Non di meno, questo passaggio garantirà benefici economici non indifferenti. Senza entrare troppo nei dettagli tecnici (disponibili nello studio di fattibilità, documento pubblico e comodamente reperibile sui siti dei comuni), la fusione garantirà per legge una deroga quinquennale al Patto di Stabilità, che al momento blocca investimenti sul territorio ed assunzioni di personale tecnico, ed introiti economici decennali fino a 2 milioni di euro all’anno da suddividere equamente tra le due comunità per migliorare, potenziare ed aumentare le opere ed i servizi pubblici, senza dover aumentare la tassazione a discapito dei cittadini. Per completezza: la cifra di 2 milioni di euro è la cifra massima a cui si potrà arrivare; ma se è vero che non c’è certezza che vi si arrivi, è altrettanto vero che la cifra minima è comunque calcolata (dagli stessi comitati per il No) intorno ai 360.000€, ovvero 180.000€ a comune. Se si considera che, ad oggi, Morro d’Alba può utilizzare solo 130.000€ per investimenti sul territorio (cifra vincolata proprio dal Patto di Stabilità), un introito di quella portata equivarrebbe a più che raddoppiare i fondi disponibili, un’occasione che nessuno, in questo periodo di vacche magre, si lascerebbe scappare.

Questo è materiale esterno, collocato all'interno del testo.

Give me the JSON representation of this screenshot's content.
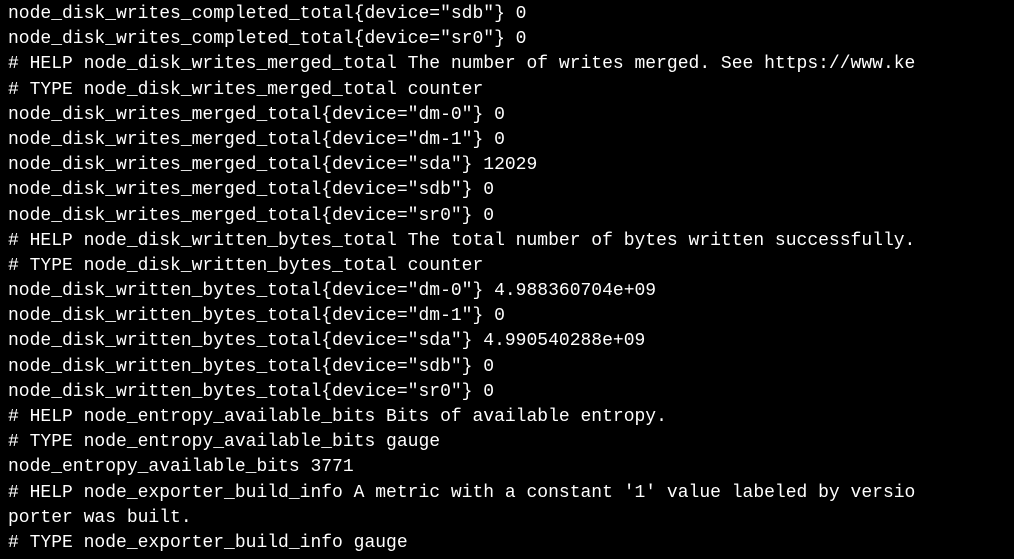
{
  "lines": [
    "node_disk_writes_completed_total{device=\"sdb\"} 0",
    "node_disk_writes_completed_total{device=\"sr0\"} 0",
    "# HELP node_disk_writes_merged_total The number of writes merged. See https://www.ke",
    "# TYPE node_disk_writes_merged_total counter",
    "node_disk_writes_merged_total{device=\"dm-0\"} 0",
    "node_disk_writes_merged_total{device=\"dm-1\"} 0",
    "node_disk_writes_merged_total{device=\"sda\"} 12029",
    "node_disk_writes_merged_total{device=\"sdb\"} 0",
    "node_disk_writes_merged_total{device=\"sr0\"} 0",
    "# HELP node_disk_written_bytes_total The total number of bytes written successfully.",
    "# TYPE node_disk_written_bytes_total counter",
    "node_disk_written_bytes_total{device=\"dm-0\"} 4.988360704e+09",
    "node_disk_written_bytes_total{device=\"dm-1\"} 0",
    "node_disk_written_bytes_total{device=\"sda\"} 4.990540288e+09",
    "node_disk_written_bytes_total{device=\"sdb\"} 0",
    "node_disk_written_bytes_total{device=\"sr0\"} 0",
    "# HELP node_entropy_available_bits Bits of available entropy.",
    "# TYPE node_entropy_available_bits gauge",
    "node_entropy_available_bits 3771",
    "# HELP node_exporter_build_info A metric with a constant '1' value labeled by versio",
    "porter was built.",
    "# TYPE node_exporter_build_info gauge"
  ]
}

Terzo fattore, ma non meno importante, i due comuni uniti potranno potenziare tutti quei processi sociali già esistenti tra le due realtà locali. Dal turismo alla sanità, dall’associazionismo civico alle realtà lavorative, l’esistenza di un unico Comune, con politiche uniche che non devono attendere le tempistiche di due comuni separati, né dover fronteggiare le volontà politiche di due amministrazioni distinte (e potenzialmente avversarie), favorirebbe e velocizzerebbe i fattori aggregativi delle due comunità.
Per tutti questi motivi, noi Giovani Democratici voteremo ed invitiamo a votare Sì al referendum del 23 ottobre.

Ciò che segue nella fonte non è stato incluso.